Education writers rarely examine high school sports, but something is happening there that might help pull our schools out of the doldrums.

In the last school year, a new national survey found that 7.7 million boys and girls took part in high school sports. This is 55.5 percent of all students, according to the report from the National Federation of State High School Associations, and the 22nd straight year that participation had increased.

Despite two major recessions and numerous threats to cut athletic budgets to save academics, high schools have found ways to not only keep sports alive but increase the number of students playing. We have data indicating sports and other extracurricular activities do better than academic classes in teaching leadership, teamwork, time management and other skills crucial for success in the workplace.

Coaches might be the only faculty members still allowed by our culture and educational practice to get tough with students not making the proper effort. They have the advantage of teaching what are essentially elective non-credit courses. They can insist on standards of behavior that classroom teachers often cannot enforce because the stakes of dismissing or letting students drop their courses are too high.

I thought about this as I watched a high school football game and understood why football is still No. 1 for boys. Last year, it had 1.1 million participants, almost twice as many as No. 2 track and field, which draws 579,000 students.

The other top 10 boys’ sports, in descending order, were basketball, baseball, soccer, wrestling, cross country, tennis, golf and swimming/diving. (I was a nerdish and poor athlete, but participation helped me. I got a letter jacket I wore everywhere I went.)

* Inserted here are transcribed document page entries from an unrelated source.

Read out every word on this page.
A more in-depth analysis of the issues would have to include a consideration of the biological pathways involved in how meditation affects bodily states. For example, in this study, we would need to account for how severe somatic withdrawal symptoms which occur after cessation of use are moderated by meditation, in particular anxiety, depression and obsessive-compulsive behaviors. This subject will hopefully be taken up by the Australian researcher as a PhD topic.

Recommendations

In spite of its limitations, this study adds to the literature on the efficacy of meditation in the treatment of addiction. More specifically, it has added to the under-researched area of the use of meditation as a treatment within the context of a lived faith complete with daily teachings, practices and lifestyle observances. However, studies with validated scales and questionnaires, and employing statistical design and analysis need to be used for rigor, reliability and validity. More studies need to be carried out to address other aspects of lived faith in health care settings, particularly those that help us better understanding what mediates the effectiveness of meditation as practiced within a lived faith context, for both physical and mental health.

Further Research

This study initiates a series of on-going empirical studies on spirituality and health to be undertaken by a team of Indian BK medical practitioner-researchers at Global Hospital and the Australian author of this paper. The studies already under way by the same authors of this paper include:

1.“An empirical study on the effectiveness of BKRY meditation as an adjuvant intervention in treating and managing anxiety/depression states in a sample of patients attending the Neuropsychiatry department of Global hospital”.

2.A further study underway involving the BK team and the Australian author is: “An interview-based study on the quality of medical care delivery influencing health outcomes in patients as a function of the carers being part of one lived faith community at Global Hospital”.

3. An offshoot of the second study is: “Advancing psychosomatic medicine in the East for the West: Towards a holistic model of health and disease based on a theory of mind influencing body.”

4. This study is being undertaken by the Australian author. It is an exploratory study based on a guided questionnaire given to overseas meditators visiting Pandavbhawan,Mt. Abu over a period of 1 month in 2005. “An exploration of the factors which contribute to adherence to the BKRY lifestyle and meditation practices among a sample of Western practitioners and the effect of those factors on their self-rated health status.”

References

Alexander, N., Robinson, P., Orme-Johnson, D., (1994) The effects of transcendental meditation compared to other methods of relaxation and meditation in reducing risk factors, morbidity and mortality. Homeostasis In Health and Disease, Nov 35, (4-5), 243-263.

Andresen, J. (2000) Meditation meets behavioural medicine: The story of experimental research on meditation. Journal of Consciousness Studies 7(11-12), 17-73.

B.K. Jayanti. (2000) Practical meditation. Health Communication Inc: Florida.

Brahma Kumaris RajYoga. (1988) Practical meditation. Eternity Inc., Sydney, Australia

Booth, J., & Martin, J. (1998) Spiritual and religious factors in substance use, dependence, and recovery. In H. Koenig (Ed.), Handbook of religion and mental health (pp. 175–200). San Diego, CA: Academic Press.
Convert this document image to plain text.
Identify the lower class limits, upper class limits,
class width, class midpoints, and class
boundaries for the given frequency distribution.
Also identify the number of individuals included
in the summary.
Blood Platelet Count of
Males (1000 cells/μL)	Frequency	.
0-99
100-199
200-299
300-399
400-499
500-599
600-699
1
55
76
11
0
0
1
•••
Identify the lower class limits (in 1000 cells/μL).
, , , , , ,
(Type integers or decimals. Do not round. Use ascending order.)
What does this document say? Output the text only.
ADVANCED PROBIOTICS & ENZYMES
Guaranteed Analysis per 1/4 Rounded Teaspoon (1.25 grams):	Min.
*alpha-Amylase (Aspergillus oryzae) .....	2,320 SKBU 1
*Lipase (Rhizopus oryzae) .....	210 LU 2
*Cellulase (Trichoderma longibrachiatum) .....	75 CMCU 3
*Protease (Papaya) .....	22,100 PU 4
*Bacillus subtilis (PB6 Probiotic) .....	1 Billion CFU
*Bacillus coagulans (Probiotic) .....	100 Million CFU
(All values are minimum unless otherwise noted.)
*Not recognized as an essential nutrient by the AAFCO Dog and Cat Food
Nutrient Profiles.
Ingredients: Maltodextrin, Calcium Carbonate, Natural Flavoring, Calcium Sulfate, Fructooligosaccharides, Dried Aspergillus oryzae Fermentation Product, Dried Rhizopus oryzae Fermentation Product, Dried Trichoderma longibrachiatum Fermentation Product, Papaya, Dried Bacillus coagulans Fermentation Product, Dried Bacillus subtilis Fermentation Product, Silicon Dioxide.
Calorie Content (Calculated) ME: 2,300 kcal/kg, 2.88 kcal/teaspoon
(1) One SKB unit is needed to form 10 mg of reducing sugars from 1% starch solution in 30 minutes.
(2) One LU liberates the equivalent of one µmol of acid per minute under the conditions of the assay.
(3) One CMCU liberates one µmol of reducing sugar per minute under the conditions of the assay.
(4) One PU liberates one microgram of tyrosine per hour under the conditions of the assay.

The influence of sports on girls is growing even faster. Their participation is up 63 percent in the last 20 years, compared with 31 percent for boys. Their top sport is track and field, with 475,265 participants, followed by basketball, volleyball, fast-pitch softball, soccer, cross country, tennis, swimming/diving, competitive spirit squads and lacrosse, in that order. The survey missed some small schools with about 4 percent of U.S. enrollment.